Prior to the submission of Special Counsel Robert Mueller’s final report over the weekend, the Democrat-led House had passed a non-binding resolution by a vote of 420-0 that called for the full and rapid release of that comprehensive report on Mueller’s findings.
Democratic Senate Minority Leader Chuck Schumer attempted on Monday to do likewise in the Senate, but his request for unanimous consent to agree with the House resolution was blocked by Republican Senate Majority Leader Mitch McConnell, according to a report from The Hill.
At first glance, it would seem that McConnell played right into the hands of his Democratic colleagues, as his blocking of the resolution drew sharp cries of outrage from the left and accusations that he was attempting to engage in a cover-up of the Mueller report. This conveniently helped the left shift the narrative from the conclusion reached by Mueller that there was no evidence of collusion between the Trump campaign and Russia, as had been claimed ad nauseam for the past two years by prominent Democrats.
But those outraged cries of a cover-up were undermined by McConnell’s logical reasoning for blocking Schumer’s move at this point in time.
“Whether or not you’re a supporter of President Trump … there is no good reason not to make the report public,” Schumer said from the Senate floor. “It’s a simple request for transparency. Nothing more, nothing less.”
However, in keeping with Senate rules that allow any senator to call for a vote, and likewise allow for any senator to block the proposed vote, McConnell registered his objection to Schumer’s request.
The Republican leader offered up the fact that Attorney General William Barr had already made it clear that he was working closely with Mueller, as well as others in the Department of Justice, to determine as quickly as possible what information could be released publicly from the undoubtedly lengthy report, as per the law.
“The special counsel and the Justice Department ought to be allowed to finish their work in a professional manner,” McConnell said in his objection to Schumer’s request.
“To date, the attorney general has followed through on his commitments to Congress, one of which is that he intends to release as much information as possible,” he added.
Of course, Schumer was not too pleased with being blocked by McConnell, and insisted that there was no clause within the resolution that demanded the full report be released “immediately.”
“I’m sort of befuddled by the majority leader’s reasoning in this regard because it is not in the words of this resolution,” Schumer said.
McConnell countered that move by noting that President Trump had already waited two years for the investigation to be concluded, and similarly, Congress could wait a bit longer.
“It’s not unreasonable to give the special counsel and the Justice Department just a little time to complete their review in a professional and responsible manner,” he said.
Schumer knows that there is a standard process for releasing government documents to the public, one that takes time and careful consideration to ensure that no classified or sensitive material is unnecessarily released. His effort to demand the full report be released in rapid fashion was a transparent attempt to circumvent that normal process.
This was actually Schumer’s second attempt to force a vote on a resolution that would demand the expedited release of the Mueller report, his first attempt having come in the immediate aftermath of the House’s passage of their own unanimous resolution.
That first effort by Schumer, however, failed when Republican South Carolina Sen.
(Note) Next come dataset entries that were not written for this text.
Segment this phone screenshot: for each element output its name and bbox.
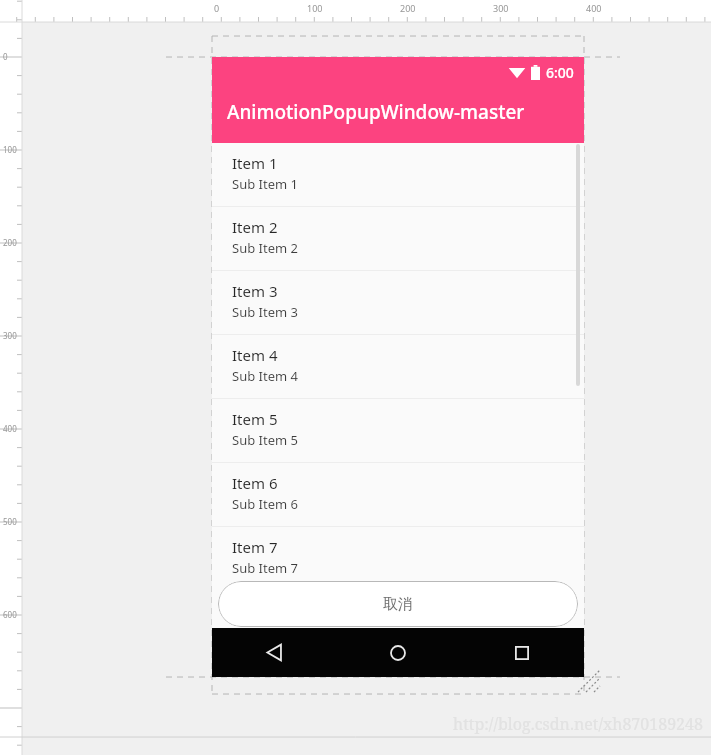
staticText: Item 2: [232, 217, 278, 237]
staticText: Item 7: [232, 537, 278, 557]
staticText: 取消: [383, 595, 413, 614]
button[interactable]: Item 1: [212, 143, 584, 206]
button[interactable]: Recent apps: [460, 628, 584, 677]
staticText: Item 4: [232, 345, 278, 365]
staticText: Item 1: [232, 153, 278, 173]
staticText: 300: [493, 2, 509, 14]
button[interactable]: 取消: [218, 581, 578, 627]
button[interactable]: Item 2: [212, 207, 584, 270]
staticText: Item 5: [232, 409, 278, 429]
button[interactable]: Item 5: [212, 399, 584, 462]
staticText: 200: [400, 2, 416, 14]
staticText: Item 3: [232, 281, 278, 301]
staticText: Sub Item 4: [232, 367, 298, 385]
staticText: 0: [214, 2, 220, 14]
staticText: 200: [3, 237, 17, 248]
staticText: 300: [3, 330, 17, 341]
staticText: Sub Item 2: [232, 239, 298, 257]
staticText: 400: [3, 423, 17, 434]
staticText: 100: [307, 2, 323, 14]
staticText: http://blog.csdn.net/xh870189248: [453, 713, 703, 735]
staticText: 100: [3, 144, 17, 155]
staticText: Sub Item 1: [232, 175, 298, 193]
button[interactable]: Item 6: [212, 463, 584, 526]
button[interactable]: Item 4: [212, 335, 584, 398]
button[interactable]: Home: [336, 628, 460, 677]
staticText: Sub Item 6: [232, 495, 298, 513]
staticText: Sub Item 3: [232, 303, 298, 321]
staticText: Item 6: [232, 473, 278, 493]
staticText: 0: [3, 51, 8, 62]
staticText: AnimotionPopupWindow-master: [227, 99, 525, 125]
staticText: Sub Item 7: [232, 559, 298, 577]
staticText: 6:00: [546, 63, 574, 82]
staticText: 600: [3, 609, 17, 620]
button[interactable]: Back: [212, 628, 336, 677]
staticText: Sub Item 5: [232, 431, 298, 449]
staticText: 400: [586, 2, 602, 14]
button[interactable]: Item 7: [212, 527, 584, 580]
button[interactable]: Item 3: [212, 271, 584, 334]
staticText: 500: [3, 516, 17, 527]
Lindsey Graham offered an objection with a request of his own to add an amendment to the resolution.
That proposed amendment from Graham would have called for the appointment of a second special counsel to investigate alleged misconduct by the Department of Justice and FBI in the handling of the 2016 Clinton email investigation, as well as the dubious origins of the Foreign Intelligence Surveillance Act warrant obtained on Trump campaign associate Carter Page, which sparked the entire Russian collusion narrative.
Schumer was not on board with that proposed amendment. He and the rest of the Democrats demanding the rapid release of an unredacted version of the Mueller report will simply have to wait while Barr and the rest of the DOJ proceed with their review in a timely and conscientious manner, as is dictated by the law and standard procedures.